Adding elevation scan (3D) would increase cost and slow scan rates yet add nothing when most aircraft have transponders anyway, so it's more efficient to live with the limitations.

  • 3
    $\begingroup$ Not all readers may realize that radar distance is diagonal without it being pointed out, and that is crucial to understanding it as a potential source of position error in the ATC context. $\endgroup$
    – StephenS
    Dec 5, 2018 at 17:52

Civilian Primary Surveillance Radar (PSR) does not provide elevation angle, and thus no altitude information can be displayed. The location is therefor not accurate either, but that doesn't matter for ATC purposes.

Civil ATC does not need altitude or height information to provide traffic separation when using PSR. They simple make sure the dots on the screen don't collide. For traffic separation you don't need to know the exact position of the aircraft; as long as the plots are separated on the 2D screen, the will be separated in the 3D world. Typical PSR displays are based on a flat world assumption; they only plot azimuth and range. As long as the plots are separated by 5NM, no matter what the altitude difference between the aircraft is, they are safely separated for ATC purposes.

As you correctly observed, if you would want to determine the exact 3D position of the aircraft based on a primary radar, you need azimuth, range and elevation angle. The PSRs used by civilian air traffic control don't measure the elevation angle, because this would require more sophisticated radar hardware and would therefore be more expensive.

The added value of the elevation angle is that the exact position including the height of the aircraft could be measured. However, that is of limited value. In air traffic control, vertical separation is not based on geometric altitude but on barometric altitude or flight level. Using elevation angle, the primary radar would give the geometric height. However, the barometric height showed in the cockpit to the pilot can easily be several hundreds or thousand feet off from the geometric height. So for the communication between ATC and pilots, geometric height measured by primary radar is mostly useless.

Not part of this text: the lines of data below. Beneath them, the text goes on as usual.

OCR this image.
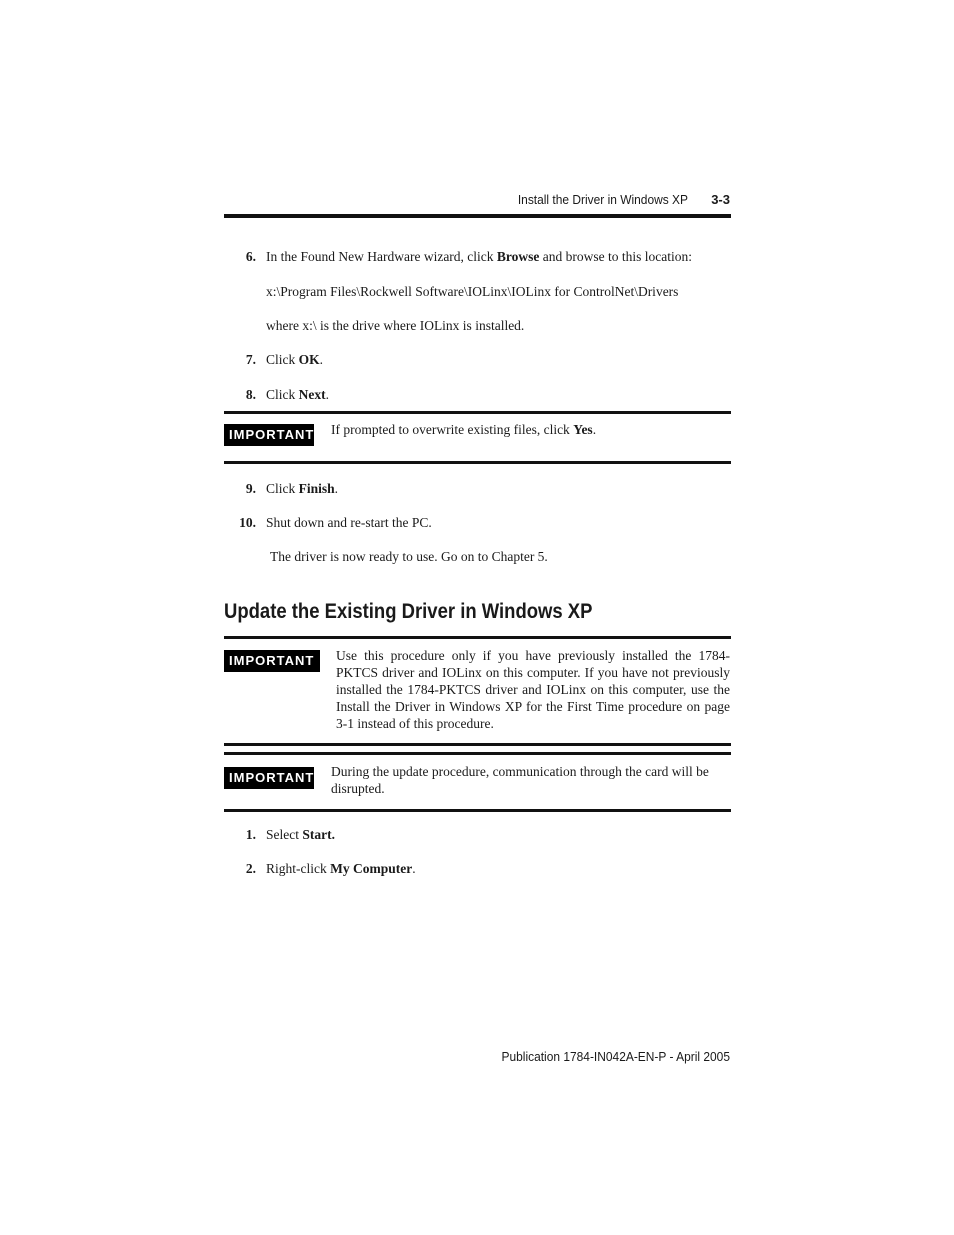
Install the Driver in Windows XP 3-3
6. In the Found New Hardware wizard, click Browse and browse to this location:
x:\Program Files\Rockwell Software\IOLinx\IOLinx for ControlNet\Drivers
where x:\ is the drive where IOLinx is installed.
7. Click OK.
8. Click Next.
IMPORTANT If prompted to overwrite existing files, click Yes.
9. Click Finish.
10. Shut down and re-start the PC.
The driver is now ready to use. Go on to Chapter 5.
Update the Existing Driver in Windows XP
IMPORTANT	Use this procedure only if you have previously installed the 1784-PKTCS driver and IOLinx on this computer. If you have not previously installed the 1784-PKTCS driver and IOLinx on this computer, use the Install the Driver in Windows XP for the First Time procedure on page 3-1 instead of this procedure.
IMPORTANT During the update procedure, communication through the card will be disrupted.
1. Select Start.
2. Right-click My Computer.
Publication 1784-IN042A-EN-P - April 2005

Aircraft are vertically separated by putting them on different altitudes/ flight levels, based on the baro altimeter in the aircraft. This altitude is transmitted to the secondary radar which allows display of that altitude and separation based on altitude difference. This is the basis for communication of vertical position information between ATC and pilots.

In short, the costs of adding elevation angle measurement to civilian primary ATC radar outweighs the benefits.

  • $\begingroup$ Aircraft are separated by putting them on different barometric altitudes/flight levels... above the transition altitude (usually 18 kft). Which still leaves quite a lot of traffic below there... $\endgroup$
    – Vikki
    Dec 8, 2018 at 3:47
  • $\begingroup$ @Sean I don't understand your comment. Below the transition altitude vertical separation is achieved by using different altitudes. $\endgroup$
    – DeltaLima
    Dec 8, 2018 at 9:28

The limitations of ATC radar are simple: they are not designed to provide more than distance and heading for primary returns.

PAR (precision approach radar) is an example of a radar system which provides altitude information, and is configured to allow the controller to provide vertical approach guidance information.

There are many radar systems which provide elevation information, for example on some SAM (surface to air missile) systems. It's possible, but someone has not spent the additional taxpayer funds for ATC purposes.


The new types on the market can do this. See for instance Thales STAR-NG (altimetry option), Hensoldt (previously Airbus) ASR-NG, ...

You can also upgrade existing radars, such as the FAA ASR-9, as you can for instance see on the website of Intersoft.

There are however a number of limitations in performance, and more importantly, civil ATC procedures are not designed to PSR derived altitudes. But even if not used operationally, it still provides a benefit in tracking and clutter rejection.